S. 1926 would effectively repeal Biggert-Waters by delaying the increases until after the NFIP’s statutory authorization is set to expire in 2017.  Though it appears to have strong support in the Senate, both the White House and House Speaker John Boehner, R-Ohio, have declared opposition to the measure as written.

By contrast, Sen. Toomey’s proposed amendment would look to address affordability concerns raised by some NFIP policyholders, while still preserving reforms to the program, which is nearly $25 billion in debt to U.S. taxpayers and hasn’t made any payments against its principle in four years.

“This amendment also includes a vital offset to ensure that it does not add any net burdens for taxpayers,” the free-market groups wrote in a letter to members of the Senate. “By adding a modest surcharge to NFIP policyholders, the Toomey provision would protect taxpayers by keeping the costs of lengthened subsidy phase-outs confined within the program.”

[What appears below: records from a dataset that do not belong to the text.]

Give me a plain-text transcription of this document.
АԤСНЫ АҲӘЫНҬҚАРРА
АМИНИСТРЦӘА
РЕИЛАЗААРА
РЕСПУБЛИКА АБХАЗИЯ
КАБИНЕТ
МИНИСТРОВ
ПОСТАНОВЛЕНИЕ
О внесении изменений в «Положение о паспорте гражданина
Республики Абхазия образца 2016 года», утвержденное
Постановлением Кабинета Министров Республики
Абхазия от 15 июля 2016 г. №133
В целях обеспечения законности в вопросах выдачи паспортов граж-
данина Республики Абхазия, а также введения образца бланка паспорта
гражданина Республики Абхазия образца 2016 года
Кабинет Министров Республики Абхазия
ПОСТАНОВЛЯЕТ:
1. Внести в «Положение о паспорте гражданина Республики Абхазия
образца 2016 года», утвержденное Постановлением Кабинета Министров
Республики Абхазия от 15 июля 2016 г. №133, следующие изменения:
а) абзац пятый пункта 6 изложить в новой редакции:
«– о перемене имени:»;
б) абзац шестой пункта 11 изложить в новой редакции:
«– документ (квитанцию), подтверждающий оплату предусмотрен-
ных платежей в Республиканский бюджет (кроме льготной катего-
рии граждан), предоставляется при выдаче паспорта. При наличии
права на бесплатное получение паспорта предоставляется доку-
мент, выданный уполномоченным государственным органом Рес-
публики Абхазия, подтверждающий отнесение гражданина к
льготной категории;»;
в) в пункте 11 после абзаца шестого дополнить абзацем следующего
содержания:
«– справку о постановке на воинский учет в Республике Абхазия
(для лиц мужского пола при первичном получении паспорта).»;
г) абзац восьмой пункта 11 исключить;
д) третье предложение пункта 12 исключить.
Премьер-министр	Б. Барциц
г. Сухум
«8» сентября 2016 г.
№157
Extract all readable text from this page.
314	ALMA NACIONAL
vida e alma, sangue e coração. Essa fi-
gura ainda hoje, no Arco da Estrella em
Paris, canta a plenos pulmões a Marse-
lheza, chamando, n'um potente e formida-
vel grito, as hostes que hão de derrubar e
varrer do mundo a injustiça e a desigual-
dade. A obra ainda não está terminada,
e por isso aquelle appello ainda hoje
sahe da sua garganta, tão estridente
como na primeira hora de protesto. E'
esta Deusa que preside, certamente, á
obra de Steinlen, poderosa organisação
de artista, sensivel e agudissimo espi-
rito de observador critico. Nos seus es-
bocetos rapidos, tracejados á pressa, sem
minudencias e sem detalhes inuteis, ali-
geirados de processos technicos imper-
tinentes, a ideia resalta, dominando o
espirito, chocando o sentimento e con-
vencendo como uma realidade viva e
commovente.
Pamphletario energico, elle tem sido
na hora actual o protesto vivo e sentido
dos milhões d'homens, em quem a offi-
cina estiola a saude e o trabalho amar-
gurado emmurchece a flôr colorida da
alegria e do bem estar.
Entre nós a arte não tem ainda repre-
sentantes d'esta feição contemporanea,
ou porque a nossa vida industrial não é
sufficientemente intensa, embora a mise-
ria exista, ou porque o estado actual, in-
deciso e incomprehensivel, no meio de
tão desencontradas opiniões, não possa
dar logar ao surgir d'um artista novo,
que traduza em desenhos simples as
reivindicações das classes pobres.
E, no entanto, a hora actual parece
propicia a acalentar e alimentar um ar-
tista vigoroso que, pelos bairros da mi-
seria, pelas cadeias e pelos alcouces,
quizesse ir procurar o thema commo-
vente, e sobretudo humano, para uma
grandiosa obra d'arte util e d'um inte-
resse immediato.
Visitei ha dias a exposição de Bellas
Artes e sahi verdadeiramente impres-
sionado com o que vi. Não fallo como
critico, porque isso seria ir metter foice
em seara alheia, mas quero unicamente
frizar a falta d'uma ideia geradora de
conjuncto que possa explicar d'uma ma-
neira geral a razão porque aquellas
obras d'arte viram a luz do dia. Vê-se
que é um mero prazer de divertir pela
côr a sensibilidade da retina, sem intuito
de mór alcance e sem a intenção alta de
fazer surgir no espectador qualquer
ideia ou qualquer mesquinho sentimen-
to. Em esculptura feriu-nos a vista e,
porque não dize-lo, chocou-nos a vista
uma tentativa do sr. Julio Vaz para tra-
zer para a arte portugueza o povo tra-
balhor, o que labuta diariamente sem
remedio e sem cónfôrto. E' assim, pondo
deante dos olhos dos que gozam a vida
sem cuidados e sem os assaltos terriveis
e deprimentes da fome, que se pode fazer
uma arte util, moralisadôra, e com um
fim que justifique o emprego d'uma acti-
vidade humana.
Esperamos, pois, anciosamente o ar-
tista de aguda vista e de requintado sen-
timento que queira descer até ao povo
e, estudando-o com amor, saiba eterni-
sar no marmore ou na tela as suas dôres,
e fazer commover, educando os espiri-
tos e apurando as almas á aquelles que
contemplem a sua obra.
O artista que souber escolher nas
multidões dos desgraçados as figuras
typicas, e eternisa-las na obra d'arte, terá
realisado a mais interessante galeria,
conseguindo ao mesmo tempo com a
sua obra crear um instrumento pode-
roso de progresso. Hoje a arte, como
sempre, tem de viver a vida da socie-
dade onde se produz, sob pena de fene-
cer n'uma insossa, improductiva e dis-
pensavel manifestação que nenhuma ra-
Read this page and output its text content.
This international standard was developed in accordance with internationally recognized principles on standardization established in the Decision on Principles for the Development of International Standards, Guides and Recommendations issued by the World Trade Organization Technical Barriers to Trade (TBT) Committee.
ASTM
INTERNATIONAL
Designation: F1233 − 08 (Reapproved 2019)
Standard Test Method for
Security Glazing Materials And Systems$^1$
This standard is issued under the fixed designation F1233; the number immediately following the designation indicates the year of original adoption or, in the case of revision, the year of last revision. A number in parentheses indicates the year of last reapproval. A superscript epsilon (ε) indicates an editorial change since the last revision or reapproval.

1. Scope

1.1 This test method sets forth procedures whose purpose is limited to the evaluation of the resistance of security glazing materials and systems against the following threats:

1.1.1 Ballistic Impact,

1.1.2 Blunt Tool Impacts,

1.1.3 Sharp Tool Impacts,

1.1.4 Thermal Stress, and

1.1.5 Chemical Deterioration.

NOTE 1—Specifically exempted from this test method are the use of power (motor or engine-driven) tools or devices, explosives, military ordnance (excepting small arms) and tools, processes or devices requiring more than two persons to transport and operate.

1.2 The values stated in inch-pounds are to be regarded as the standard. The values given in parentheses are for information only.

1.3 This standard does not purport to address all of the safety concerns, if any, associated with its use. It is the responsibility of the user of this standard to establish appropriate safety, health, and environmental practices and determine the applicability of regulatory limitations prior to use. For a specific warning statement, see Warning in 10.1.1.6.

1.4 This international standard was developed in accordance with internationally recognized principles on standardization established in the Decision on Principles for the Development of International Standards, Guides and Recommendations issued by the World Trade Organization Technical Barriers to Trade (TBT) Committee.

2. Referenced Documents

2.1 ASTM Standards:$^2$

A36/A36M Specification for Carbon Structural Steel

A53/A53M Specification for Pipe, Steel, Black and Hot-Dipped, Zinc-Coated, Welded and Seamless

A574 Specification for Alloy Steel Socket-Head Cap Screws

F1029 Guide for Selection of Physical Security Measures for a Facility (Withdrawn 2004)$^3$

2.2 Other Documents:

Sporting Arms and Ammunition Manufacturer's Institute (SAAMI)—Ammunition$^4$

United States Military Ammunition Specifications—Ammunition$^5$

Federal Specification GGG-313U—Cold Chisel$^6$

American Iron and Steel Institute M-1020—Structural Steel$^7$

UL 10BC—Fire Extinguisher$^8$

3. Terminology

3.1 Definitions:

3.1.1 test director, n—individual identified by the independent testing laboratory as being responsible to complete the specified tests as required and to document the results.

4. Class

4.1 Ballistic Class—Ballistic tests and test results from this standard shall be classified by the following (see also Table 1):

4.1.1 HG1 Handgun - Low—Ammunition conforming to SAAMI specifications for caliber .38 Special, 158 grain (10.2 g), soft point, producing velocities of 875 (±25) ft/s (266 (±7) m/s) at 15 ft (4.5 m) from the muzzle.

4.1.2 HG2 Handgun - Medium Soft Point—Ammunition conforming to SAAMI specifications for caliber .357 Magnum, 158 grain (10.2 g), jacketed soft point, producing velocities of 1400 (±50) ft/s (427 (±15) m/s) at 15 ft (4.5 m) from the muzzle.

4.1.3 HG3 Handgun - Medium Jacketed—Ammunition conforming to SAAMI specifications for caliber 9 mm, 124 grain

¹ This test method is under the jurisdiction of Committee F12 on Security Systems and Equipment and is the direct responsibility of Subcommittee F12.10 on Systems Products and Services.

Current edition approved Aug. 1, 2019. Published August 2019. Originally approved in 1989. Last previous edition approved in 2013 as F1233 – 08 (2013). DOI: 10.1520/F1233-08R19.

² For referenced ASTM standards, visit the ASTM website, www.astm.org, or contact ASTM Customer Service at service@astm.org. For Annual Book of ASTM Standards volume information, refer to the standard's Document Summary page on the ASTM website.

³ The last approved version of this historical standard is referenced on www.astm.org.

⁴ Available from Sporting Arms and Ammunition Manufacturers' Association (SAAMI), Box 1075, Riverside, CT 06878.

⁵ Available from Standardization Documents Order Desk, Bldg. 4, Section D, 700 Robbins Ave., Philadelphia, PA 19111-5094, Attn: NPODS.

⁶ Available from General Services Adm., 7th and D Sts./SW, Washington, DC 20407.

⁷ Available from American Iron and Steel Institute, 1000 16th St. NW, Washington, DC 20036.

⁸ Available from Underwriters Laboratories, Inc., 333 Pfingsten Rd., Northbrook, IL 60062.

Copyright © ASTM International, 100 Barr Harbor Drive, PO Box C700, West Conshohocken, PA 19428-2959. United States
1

As drafted, the non-partisan Congressional Budget Office estimates S. 1926 would increase the federal budget deficit by $900 million over the next five years, decrease revenues to the NFIP by $2.1 billion over the next decade and cause the program to exhaust its $30 billion borrowing cap. Sen. Toomey’s amendment would offset any lost revenue to the program with a $40 surcharge on NFIP policies, or $80 for those held by high-income policyholders.

In addition to R Street, other signatories to the letter include the American Consumer Institute, Americans for Prosperity, Americans for Tax Reform, the Coalition to Reduce Spending, ConservAmerica, the Cost of Government Center, Council for Citizens Against Government Waste, FreedomWorks, Less Government, National Taxpayers Union, Taxpayers for Common Sense and the Taxpayers Protection Alliance.